RAF

Why chip fat can help RAF overcome 'most significant' hurdle in going green

Air Chief Marshal Sir Mike Wigston said going net-zero is "pretty daunting" but that now is the time for change.

The RAF is "ready" to use green aviation fuels more if they are "readily available", the Chief of the Air Staff has said.

When asked why the RAF isn't using eco-friendly fuels as much as other air forces, Air Chief Marshal Sir Mike Wigston told Forces News "we're going as fast as the global sustainable fuel production industry is making it". 

"I've already cleared our aircraft for a 50% blend of sustainable aviation fuel which is waste oil, chip fat, all sorts of oil, that has been recycled. 

    "And some of our aircraft will be cleared to [use] 100% sustainable fuel. 

    "The challenge is around the world, there isn't the production capacity to cope with the demand. 

    "But we're ready and we will use it, and would use it if it was readily available."

    His comments come a week after the RAF's VIP Voyager aircraft achieved a "historic first" as it flew the Prince of Wales and Duchess of Cornwall to Jordan using sustainable aviation fuel which is said to be able to cut carbon emissions by up to 80%.

    While earlier this month a Royal Air Force test pilot made history with the world's first-ever flight on 100% synthetic fuel.

    Speaking about how the RAF can achieve net-zero carbon emissions, ACM Wigston said how aircraft are fuelled is the biggest hurdle.

    Watch: RAF test pilot's world record flight on 100% synthetic fuel.

    "It's easy to say we have a net-zero ambition but then when you stop and think about what we're going to have to do, it is pretty daunting.

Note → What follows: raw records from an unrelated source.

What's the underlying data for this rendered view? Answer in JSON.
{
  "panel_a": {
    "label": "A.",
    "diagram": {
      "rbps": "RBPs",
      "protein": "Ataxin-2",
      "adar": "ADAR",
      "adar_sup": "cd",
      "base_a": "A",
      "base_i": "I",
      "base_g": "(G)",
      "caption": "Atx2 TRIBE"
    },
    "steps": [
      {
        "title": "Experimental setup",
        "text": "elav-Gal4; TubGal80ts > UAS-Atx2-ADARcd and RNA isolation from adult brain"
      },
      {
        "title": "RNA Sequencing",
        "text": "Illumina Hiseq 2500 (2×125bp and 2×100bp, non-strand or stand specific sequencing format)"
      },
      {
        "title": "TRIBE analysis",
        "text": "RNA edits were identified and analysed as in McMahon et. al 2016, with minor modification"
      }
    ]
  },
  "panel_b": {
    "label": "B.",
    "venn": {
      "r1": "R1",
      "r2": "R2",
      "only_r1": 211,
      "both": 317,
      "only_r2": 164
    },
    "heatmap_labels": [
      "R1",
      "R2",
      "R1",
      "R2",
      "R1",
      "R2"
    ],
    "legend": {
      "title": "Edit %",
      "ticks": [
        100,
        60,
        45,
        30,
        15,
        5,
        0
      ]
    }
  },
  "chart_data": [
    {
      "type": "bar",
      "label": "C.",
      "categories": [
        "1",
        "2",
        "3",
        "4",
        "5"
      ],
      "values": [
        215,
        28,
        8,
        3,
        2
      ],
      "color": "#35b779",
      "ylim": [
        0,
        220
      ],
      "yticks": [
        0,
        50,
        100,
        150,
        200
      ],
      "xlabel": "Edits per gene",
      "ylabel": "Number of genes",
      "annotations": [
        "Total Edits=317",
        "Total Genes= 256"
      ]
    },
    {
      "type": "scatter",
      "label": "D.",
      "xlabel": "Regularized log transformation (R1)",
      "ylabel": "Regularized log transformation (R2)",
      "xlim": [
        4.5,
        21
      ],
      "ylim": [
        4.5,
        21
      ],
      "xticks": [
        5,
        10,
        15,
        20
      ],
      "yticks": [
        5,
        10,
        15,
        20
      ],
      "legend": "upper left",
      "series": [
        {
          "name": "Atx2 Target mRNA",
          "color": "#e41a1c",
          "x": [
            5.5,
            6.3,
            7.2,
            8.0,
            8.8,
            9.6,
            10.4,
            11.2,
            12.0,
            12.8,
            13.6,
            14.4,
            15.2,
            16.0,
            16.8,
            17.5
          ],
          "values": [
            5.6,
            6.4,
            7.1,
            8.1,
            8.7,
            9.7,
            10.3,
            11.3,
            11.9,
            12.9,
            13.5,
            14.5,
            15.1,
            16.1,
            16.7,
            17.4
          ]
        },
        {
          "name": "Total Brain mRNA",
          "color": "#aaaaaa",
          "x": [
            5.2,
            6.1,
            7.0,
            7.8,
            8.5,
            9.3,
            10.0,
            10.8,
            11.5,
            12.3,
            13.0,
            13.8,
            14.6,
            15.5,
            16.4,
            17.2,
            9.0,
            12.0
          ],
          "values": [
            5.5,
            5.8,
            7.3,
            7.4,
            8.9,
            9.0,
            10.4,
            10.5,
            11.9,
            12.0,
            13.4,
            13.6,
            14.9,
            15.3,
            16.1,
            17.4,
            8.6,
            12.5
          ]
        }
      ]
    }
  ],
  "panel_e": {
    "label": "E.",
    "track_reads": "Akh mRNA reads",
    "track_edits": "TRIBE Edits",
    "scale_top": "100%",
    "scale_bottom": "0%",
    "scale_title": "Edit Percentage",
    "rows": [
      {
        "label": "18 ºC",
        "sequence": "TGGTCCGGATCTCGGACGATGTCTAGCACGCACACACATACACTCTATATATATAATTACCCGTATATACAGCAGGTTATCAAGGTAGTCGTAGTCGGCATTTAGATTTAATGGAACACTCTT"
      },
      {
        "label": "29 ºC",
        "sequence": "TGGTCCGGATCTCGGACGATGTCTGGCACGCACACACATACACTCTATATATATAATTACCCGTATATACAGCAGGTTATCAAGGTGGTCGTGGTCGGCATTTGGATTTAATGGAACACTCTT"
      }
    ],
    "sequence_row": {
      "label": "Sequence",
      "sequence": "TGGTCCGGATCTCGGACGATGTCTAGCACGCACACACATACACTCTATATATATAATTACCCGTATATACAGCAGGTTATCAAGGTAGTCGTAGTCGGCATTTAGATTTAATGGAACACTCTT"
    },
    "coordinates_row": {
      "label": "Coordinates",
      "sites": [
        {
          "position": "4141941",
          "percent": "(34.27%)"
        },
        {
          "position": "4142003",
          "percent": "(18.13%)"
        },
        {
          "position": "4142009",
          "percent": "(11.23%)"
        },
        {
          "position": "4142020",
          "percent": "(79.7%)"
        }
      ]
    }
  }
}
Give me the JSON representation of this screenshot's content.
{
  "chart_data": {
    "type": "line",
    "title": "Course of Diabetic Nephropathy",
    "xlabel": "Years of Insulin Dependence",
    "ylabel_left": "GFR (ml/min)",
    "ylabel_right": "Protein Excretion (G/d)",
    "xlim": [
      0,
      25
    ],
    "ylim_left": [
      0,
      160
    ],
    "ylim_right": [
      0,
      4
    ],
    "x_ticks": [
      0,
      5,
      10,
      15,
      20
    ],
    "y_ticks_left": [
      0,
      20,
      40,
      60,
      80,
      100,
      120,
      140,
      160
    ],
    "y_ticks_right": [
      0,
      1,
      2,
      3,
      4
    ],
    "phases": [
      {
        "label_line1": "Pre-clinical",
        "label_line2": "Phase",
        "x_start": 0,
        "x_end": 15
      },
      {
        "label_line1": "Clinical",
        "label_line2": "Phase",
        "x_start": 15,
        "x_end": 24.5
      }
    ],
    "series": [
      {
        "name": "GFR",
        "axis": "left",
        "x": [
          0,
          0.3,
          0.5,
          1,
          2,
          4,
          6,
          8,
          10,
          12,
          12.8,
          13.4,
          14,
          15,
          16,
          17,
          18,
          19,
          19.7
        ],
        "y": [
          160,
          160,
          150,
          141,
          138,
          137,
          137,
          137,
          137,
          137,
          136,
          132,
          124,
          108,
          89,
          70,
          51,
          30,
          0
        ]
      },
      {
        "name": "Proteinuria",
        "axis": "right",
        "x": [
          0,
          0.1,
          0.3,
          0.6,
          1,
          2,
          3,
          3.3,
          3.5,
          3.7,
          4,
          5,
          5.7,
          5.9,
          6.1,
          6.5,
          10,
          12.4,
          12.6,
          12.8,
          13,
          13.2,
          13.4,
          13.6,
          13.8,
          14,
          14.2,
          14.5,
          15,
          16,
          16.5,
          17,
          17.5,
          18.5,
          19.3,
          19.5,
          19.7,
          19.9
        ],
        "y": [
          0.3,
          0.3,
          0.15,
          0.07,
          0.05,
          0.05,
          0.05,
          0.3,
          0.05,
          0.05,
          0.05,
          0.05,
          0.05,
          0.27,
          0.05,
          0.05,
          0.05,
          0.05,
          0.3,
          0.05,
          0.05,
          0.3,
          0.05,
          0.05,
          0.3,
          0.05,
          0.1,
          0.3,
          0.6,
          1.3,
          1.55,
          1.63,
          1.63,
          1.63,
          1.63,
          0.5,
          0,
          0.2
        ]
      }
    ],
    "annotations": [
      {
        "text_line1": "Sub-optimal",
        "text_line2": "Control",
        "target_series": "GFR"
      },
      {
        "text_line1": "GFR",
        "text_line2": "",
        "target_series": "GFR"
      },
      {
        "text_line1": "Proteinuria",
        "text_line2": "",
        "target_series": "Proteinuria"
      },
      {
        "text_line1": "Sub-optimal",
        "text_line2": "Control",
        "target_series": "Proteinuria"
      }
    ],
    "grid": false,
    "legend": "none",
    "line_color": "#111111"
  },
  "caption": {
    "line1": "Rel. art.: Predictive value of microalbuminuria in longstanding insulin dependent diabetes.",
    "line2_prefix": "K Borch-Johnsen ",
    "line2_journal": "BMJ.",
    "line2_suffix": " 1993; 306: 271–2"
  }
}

    "The most significant thing we are going to have to change is aviation fuel and the activity around flying because that by far and away is our largest sustainability impact. About 75% of my carbon footprint is around burning aviation fuel.

    "There's a number of work strands under way – from looking at powering aircraft in different ways, with electric power or hydrogen power, to changing the way we make our fuels and making the fuels in a sustainable way." 

    ACM Wigston added there is also a focus on making RAF bases as sustainable as possible and "potentially as a source of renewable energy".

    "We've got to start making the plans now because, otherwise, we will run out of time [to become carbon neutral by 2040], " ACM Wigston said.

    "This is really complex, it's going to take many years to resolve and the time is now to get on with it."

    Defence, including the RAF, is making a number of changes to improve its sustainability as the UK works to be carbon net-zero by 2050.